31. The method of claim 30, wherein the immune cells, dendritic cells, B-cells, T- cells, or natural killer cells are administered with systemic immunotherapy.

32. The method of claim 24, wherein the labeled biological cells comprise an expression cassette that directs the expression of a polynucleotide coding sequence.

33. The method of claim 24, wherein the labeled biological cells comprise white blood cells.

34. The method of claim 24, wherein the labeled biological cells are in a cord blood sample, and administration is intra-bone delivery.

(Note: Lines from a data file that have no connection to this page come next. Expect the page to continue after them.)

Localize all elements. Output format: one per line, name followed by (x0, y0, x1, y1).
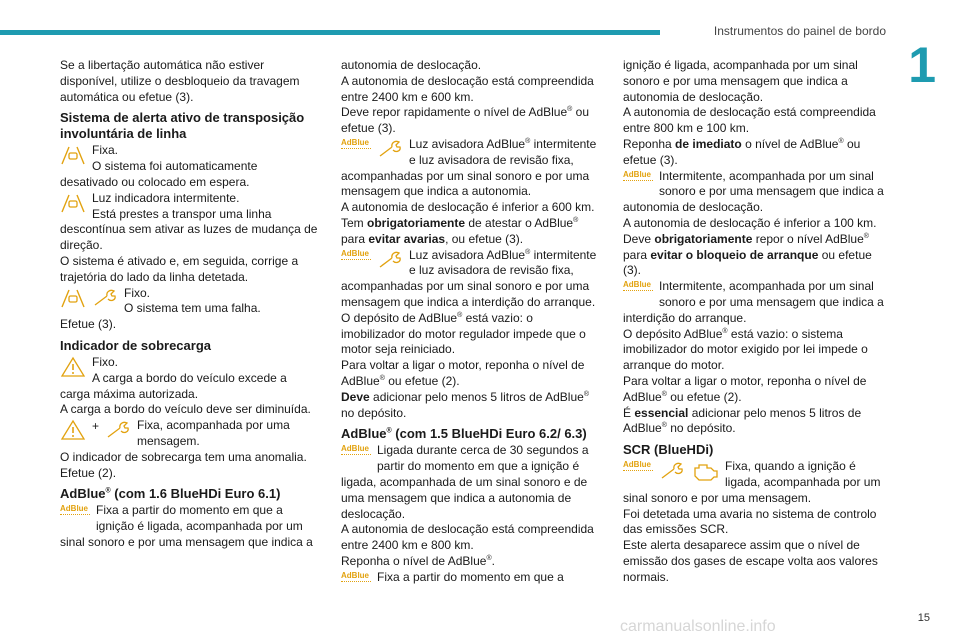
lane-section-title: Sistema de alerta ativo de transposição involuntária de linha (60, 110, 305, 142)
watermark: carmanualsonline.info (620, 618, 776, 635)
intro-paragraph: Se a libertação automática não estiver disponível, utilize o desbloqueio da travagem automática ou efetue (3). (60, 58, 300, 104)
adblue-icon: AdBlue (60, 504, 90, 519)
overload-entry-fixed: Fixo. A carga a bordo do veículo excede a carga máxima autorizada. (60, 354, 287, 401)
adblue62-entry-2: AdBlue Fixa a partir do momento em que a (341, 569, 564, 584)
adblue-icon: AdBlue (341, 444, 371, 459)
lane-departure-icon (60, 287, 86, 309)
column-1: Se a libertação automática não estiver disponível, utilize o desbloqueio da travagem automática ou efetue (3). Sistema de alerta ativo de transposição involuntária de linha Fixa. O sistema foi automaticamente desativado ou colocado em espera. Luz indicadora intermitente. Está prestes a transpor uma linha descontínua sem ativar as luzes de mudança de direção. O sistema é ativado e, em seguida, corrige a trajetória do lado da linha detetada. Fixo. O sistema tem uma falha. Efetue (3). Indicador de sobrecarga Fixo. A carga a bordo do veículo excede a carga máxima autorizada. A carga a bordo do veículo deve ser diminuída. + Fixa, acompanhada por uma mensagem. O indicador de sobrecarga tem uma anomalia. Efetue (2). AdBlue® (com 1.6 BlueHDi Euro 6.1) AdBlue Fixa a partir do momento em que a ignição é ligada, acompanhada por um sinal sonoro e por uma mensagem que indica a (60, 58, 318, 549)
lane-departure-icon (60, 192, 86, 214)
adblue-service-entry-1: AdBlue Luz avisadora AdBlue® intermitente e luz avisadora de revisão fixa, acompanhadas por um sinal sonoro e por uma mensagem que indica a autonomia. (341, 136, 597, 199)
overload-section-title: Indicador de sobrecarga (60, 337, 211, 353)
adblue-icon: AdBlue (623, 460, 653, 475)
adblue62-section-title: AdBlue® (com 1.5 BlueHDi Euro 6.2/ 6.3) (341, 426, 587, 442)
chapter-number: 1 (908, 37, 936, 93)
warning-triangle-icon (60, 356, 86, 378)
adblue-icon: AdBlue (623, 280, 653, 295)
lane-entry-fixed: Fixa. O sistema foi automaticamente desativado ou colocado em espera. (60, 143, 258, 189)
adblue-icon: AdBlue (341, 138, 371, 153)
wrench-icon (105, 419, 131, 441)
wrench-icon (377, 138, 403, 160)
scr-entry: AdBlue Fixa, quando a ignição é ligada, acompanhada por um sinal sonoro e por uma mensagem. (623, 459, 881, 505)
warning-triangle-icon (60, 419, 86, 441)
wrench-icon (92, 287, 118, 309)
lane-departure-icon (60, 144, 86, 166)
engine-icon (691, 460, 719, 482)
column-2: autonomia de deslocação. A autonomia de deslocação está compreendida entre 2400 km e 600 km. Deve repor rapidamente o nível de AdBlue® ou efetue (3). AdBlue Luz avisadora AdBlue® intermitente e luz avisadora de revisão fixa, acompanhadas por um sinal sonoro e por uma mensagem que indica a autonomia. A autonomia de deslocação é inferior a 600 km. Tem obrigatoriamente de atestar o AdBlue® para evitar avarias, ou efetue (3). AdBlue Luz avisadora AdBlue® intermitente e luz avisadora de revisão fixa, acompanhadas por um sinal sonoro e por uma mensagem que indica a interdição do arranque. O depósito de AdBlue® está vazio: o imobilizador do motor regulador impede que o motor seja reiniciado. Para voltar a ligar o motor, reponha o nível de AdBlue® ou efetue (2). Deve adicionar pelo menos 5 litros de AdBlue® no depósito. AdBlue® (com 1.5 BlueHDi Euro 6.2/ 6.3) AdBlue Ligada durante cerca de 30 segundos a partir do momento em que a ignição é ligada, acompanhada de um sinal sonoro e de uma mensagem que indica a autonomia de deslocação. A autonomia de deslocação está compreendida entre 2400 km e 800 km. Reponha o nível de AdBlue®. AdBlue Fixa a partir do momento em que a (341, 58, 599, 599)
page-header-title: Instrumentos do painel de bordo (713, 24, 886, 38)
adblue-icon: AdBlue (341, 571, 371, 586)
wrench-icon (377, 249, 403, 271)
adblue61-entry: AdBlue Fixa a partir do momento em que a ignição é ligada, acompanhada por um sinal sonoro e por uma mensagem que indica a (60, 503, 313, 549)
adblue-icon: AdBlue (623, 170, 653, 185)
lane-entry-flashing: Luz indicadora intermitente. Está prestes a transpor uma linha descontínua sem ativar as luzes de mudança de direção. (60, 190, 318, 253)
column-3: ignição é ligada, acompanhada por um sinal sonoro e por uma mensagem que indica a autonomia de deslocação. A autonomia de deslocação está compreendida entre 800 km e 100 km. Reponha de imediato o nível de AdBlue® ou efetue (3). AdBlue Intermitente, acompanhada por um sinal sonoro e por uma mensagem que indica a autonomia de deslocação. A autonomia de deslocação é inferior a 100 km. Deve obrigatoriamente repor o nível AdBlue® para evitar o bloqueio de arranque ou efetue (3). AdBlue Intermitente, acompanhada por um sinal sonoro e por uma mensagem que indica a interdição do arranque. O depósito AdBlue® está vazio: o sistema imobilizador do motor exigido por lei impede o arranque do motor. Para voltar a ligar o motor, reponha o nível de AdBlue® ou efetue (2). É essencial adicionar pelo menos 5 litros de AdBlue® no depósito. SCR (BlueHDi) AdBlue Fixa, quando a ignição é ligada, acompanhada por um sinal sonoro e por uma mensagem. Foi detetada uma avaria no sistema de controlo das emissões SCR. Este alerta desaparece assim que o nível de emissão dos gases de escape volta aos valores normais. (623, 58, 884, 584)
scr-section-title: SCR (BlueHDi) (623, 442, 714, 458)
adblue-flash-entry-2: AdBlue Intermitente, acompanhada por um sinal sonoro e por uma mensagem que indica a interdição do arranque. (623, 279, 884, 325)
page-number: 15 (917, 612, 930, 624)
wrench-icon (659, 460, 685, 482)
adblue-service-entry-2: AdBlue Luz avisadora AdBlue® intermitente e luz avisadora de revisão fixa, acompanhadas por um sinal sonoro e por uma mensagem que indica a interdição do arranque. (341, 247, 597, 309)
plus-sign: + (92, 419, 100, 434)
adblue62-entry-1: AdBlue Ligada durante cerca de 30 segundos a partir do momento em que a ignição é ligada, acompanhada de um sinal sonoro e de uma mensagem que indica a autonomia de deslocação. (341, 443, 589, 521)
adblue61-section-title: AdBlue® (com 1.6 BlueHDi Euro 6.1) (60, 486, 281, 502)
adblue-flash-entry-1: AdBlue Intermitente, acompanhada por um sinal sonoro e por uma mensagem que indica a autonomia de deslocação. (623, 168, 884, 215)
header-accent-bar (0, 30, 660, 35)
overload-entry-message: + Fixa, acompanhada por uma mensagem. (60, 418, 318, 450)
lane-entry-fault: Fixo. O sistema tem uma falha. (60, 286, 318, 318)
adblue-icon: AdBlue (341, 249, 371, 264)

35. The method of claim 24, wherein the biological cell further comprises superparamagnetic nanoparticles, and examining at least a portion of the subject by PET imaging comprises PET-MR imaging.

36. A method of treating a subject with a disease or injury, comprising administering to the subject with a disease or injury a labeled biological cell comprising the PET imaging complexes of claim 1 ,

examining at least a portion of the subject by PET imaging,

optionally administering additional biological cells.

37. The method of claim 36, wherein the PET imaging complexes comprise the anionic polysaccharide.

38. The method of claim 36, wherein the biological cell is a stem cell.

39. The method of claim 38, wherein the disease is a cardiovascular disease, diabetes, a neurodegenerative disorder, or cancer.

40. The method of claim 36, wherein the biological cell further comprises superparamagnetic nanoparticles, and examining at least a portion of the subject by PET imaging comprises PET-MR imaging.

41. A method of imaging the lymphatic system of an individual, comprising intradermally administering the PET imaging complexes of claim 1 and detecting the migration pattern and/or cellular distribution pattern of the PET imaging complexes in the subject.

42. The method of claim 41, further comprising intradermally administering superparamagnetic nanoparticles.